Restricted and repetitive environmental interests likely interfere with learning and may have significant developmental implications for the autistic child because he or she may miss many learning opportunities that fall outside their scope of interest. Combined with attention deficits described above, the autistic child often has difficulty learning from his or her environment.

Available Treatments

A wide range of therapies exist to treat the symptoms of autism, most of which are based on a behavioral and/or a developmental model. Commonly used treatments include:

Pivotal Response Training (PRT)

  • Floor Time (FT)
  • Early Start Denver Model (ESDM)
  • Relationship Development Intervention (RDI)
  • Discrete Trail Training (DTT)

Therapies based on a “behavioral” model rely on the principles of behavior and attempt to teach child skills by providing specific cues and consequences for behavior in order to teach the child new skills. Therapies based on a “developmental” model focus on identifying a child’s current ability level and guiding him or her through a sequence of learning experiences that become more developmentally complex across time.
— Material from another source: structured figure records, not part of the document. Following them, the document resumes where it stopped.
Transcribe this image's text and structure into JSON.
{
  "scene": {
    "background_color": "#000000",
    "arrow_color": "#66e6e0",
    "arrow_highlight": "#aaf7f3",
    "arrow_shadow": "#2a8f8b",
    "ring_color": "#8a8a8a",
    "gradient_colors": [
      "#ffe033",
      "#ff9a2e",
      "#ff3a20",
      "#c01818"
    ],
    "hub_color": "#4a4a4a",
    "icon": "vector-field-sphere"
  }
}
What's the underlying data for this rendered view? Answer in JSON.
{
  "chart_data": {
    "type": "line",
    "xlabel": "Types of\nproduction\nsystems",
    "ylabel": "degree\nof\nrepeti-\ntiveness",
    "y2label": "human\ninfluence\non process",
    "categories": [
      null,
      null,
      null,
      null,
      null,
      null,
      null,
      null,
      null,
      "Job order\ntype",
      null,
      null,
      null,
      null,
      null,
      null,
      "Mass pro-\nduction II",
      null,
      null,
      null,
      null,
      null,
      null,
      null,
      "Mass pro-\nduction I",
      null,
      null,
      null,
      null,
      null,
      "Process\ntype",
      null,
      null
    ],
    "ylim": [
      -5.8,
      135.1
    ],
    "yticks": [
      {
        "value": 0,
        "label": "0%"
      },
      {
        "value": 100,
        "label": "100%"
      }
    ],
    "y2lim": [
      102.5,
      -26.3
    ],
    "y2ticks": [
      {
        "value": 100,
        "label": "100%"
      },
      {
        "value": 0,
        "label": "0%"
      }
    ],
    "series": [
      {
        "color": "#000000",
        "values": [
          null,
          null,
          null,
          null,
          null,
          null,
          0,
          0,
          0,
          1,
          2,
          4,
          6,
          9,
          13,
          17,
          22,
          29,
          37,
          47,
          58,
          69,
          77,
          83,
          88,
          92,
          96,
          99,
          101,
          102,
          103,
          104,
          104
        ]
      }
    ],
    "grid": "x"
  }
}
While most therapies combine insight from both behavioral and developmental models, some therapies are heavily weighted towards either approach. For example, DTT relies heavily on the principles of behavior whereas ESDM relies heavily on principles of development.

Aside from isolated medications that may be beneficial at targeting specific symptoms such as seizures, there is no medicine or pill to treat autism. Alternative therapies exist such as hyperbaric oxygen or chelation therapy, but there is no scientific evidence to suggest that these therapies are effective. Such alternative therapies also come with some level of safety risk.